Посему колокол, что звонит к проповеди, призывает не только к проповеднику, но призывает общество прибыть, так как он звонит всем нам. Но намного больше мне, тому, кого я подвёл к двери собственной немочью.
Был давний спор о процедуре (в котором смешались благочестие и достоинство, вера и мнения), кто из религиозных орденов должен первый звонить, сзывая к утренней молитве. Было определено, что звонит первый тот, кто раньше встанет.
Если бы мы ценили по достоинству колокол, зовущий нас к вечерней молитве, то были бы рады сделать его своим, поднимаясь пораньше, и в этом случае он стал бы нашим, ведь так оно и есть на самом деле.
Колокол звонит по том, кто думает, что он звонит по нём. И хотя колокол умолкнет, с того самого мгновения, как эта мысль посетит человека, он соединится с Богом.
Кто не прикрывает глаз своих от восходящего солнца? Но кто способен отнять свой взор от появившейся кометы? Кто не поворачивает головы на звон по любому поводу? Но кто способен отвлечься от звона, который уносит из нашего мира часть его самого? Ни один человек не остров сам по себе, каждый человек частица материка, часть целого.
Если берег подмоет море, Европа станет меньше, и не важно, был ли там мыс, или имение друга твоего, или твое собственное имущество.
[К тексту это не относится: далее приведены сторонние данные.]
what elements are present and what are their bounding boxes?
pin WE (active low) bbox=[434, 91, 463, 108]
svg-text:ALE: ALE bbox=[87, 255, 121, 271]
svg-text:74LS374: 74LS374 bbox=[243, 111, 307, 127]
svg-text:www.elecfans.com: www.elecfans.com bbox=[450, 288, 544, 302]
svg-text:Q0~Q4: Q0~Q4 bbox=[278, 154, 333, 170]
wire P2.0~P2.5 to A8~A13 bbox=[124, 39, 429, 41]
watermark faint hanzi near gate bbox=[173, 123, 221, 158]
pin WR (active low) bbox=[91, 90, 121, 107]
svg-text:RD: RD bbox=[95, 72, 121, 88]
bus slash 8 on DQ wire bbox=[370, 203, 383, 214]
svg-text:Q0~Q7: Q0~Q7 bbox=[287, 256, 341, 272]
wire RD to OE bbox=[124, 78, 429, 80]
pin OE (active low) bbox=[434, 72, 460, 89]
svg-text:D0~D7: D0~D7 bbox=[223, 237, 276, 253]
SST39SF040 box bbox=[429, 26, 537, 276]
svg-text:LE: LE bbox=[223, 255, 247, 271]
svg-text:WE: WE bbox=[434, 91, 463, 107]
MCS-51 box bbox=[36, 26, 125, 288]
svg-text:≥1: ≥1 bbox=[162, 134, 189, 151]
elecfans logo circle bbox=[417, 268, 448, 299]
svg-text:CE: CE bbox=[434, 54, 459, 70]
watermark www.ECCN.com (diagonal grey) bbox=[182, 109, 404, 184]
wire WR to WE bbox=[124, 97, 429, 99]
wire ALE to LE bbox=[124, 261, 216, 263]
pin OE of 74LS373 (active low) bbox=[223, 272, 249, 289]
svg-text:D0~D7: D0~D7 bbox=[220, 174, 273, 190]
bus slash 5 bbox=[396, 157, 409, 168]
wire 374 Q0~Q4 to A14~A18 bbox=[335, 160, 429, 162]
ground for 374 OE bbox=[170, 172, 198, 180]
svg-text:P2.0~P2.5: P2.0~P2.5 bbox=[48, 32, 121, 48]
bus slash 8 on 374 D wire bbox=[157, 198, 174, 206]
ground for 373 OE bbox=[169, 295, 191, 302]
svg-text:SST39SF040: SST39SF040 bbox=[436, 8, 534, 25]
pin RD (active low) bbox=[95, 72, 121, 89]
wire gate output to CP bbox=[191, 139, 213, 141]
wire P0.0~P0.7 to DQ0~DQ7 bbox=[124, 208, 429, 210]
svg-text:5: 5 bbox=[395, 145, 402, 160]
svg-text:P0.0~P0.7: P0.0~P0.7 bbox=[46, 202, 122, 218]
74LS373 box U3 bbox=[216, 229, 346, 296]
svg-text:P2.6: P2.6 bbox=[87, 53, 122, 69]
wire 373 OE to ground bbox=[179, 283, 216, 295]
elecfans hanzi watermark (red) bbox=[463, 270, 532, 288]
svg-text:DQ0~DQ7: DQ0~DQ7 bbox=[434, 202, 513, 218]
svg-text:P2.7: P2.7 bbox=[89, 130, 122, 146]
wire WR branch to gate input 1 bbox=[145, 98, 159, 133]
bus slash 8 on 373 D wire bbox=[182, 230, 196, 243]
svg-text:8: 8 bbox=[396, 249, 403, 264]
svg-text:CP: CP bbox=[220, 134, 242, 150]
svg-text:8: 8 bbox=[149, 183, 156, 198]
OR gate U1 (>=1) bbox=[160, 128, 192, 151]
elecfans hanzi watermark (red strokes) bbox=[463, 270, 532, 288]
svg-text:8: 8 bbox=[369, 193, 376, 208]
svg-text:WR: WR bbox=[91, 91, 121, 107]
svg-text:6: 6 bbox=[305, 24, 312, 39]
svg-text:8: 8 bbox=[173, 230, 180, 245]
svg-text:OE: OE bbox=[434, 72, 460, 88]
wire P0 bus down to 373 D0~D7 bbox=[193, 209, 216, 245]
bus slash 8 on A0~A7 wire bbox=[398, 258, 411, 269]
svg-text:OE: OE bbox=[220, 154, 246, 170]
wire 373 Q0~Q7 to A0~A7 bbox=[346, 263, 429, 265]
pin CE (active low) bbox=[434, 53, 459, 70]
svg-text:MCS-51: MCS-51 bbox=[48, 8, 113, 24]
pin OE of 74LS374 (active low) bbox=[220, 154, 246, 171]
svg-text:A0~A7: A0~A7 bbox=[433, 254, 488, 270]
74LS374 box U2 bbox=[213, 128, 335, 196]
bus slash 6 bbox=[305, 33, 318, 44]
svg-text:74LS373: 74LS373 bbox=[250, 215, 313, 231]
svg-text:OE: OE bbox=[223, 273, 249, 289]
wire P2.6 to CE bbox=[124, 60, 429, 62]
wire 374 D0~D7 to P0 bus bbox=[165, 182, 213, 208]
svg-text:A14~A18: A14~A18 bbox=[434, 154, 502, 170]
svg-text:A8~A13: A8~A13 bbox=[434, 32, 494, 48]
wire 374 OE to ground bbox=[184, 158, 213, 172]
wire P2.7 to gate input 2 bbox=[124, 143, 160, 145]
Любая человеческая смерть умоляет и меня, потому что я вовлечён в человечество, а потому никогда не спрашивай, по ком звонит колокол, он звонит по тебе.
Это нельзя назвать ни просьбой о страдании, ни страданием за чужой счёт, но, как бы мы ни были несчастны сами по себе, мы должны получить ещё больше от соседнего дома, принимая на себя несчастья наших соседей.
Поистине, это было бы простительной жадностью, если бы мы сделали из несчастья сокровище и редкость, так, чтобы ни один человек не имел его в достатке.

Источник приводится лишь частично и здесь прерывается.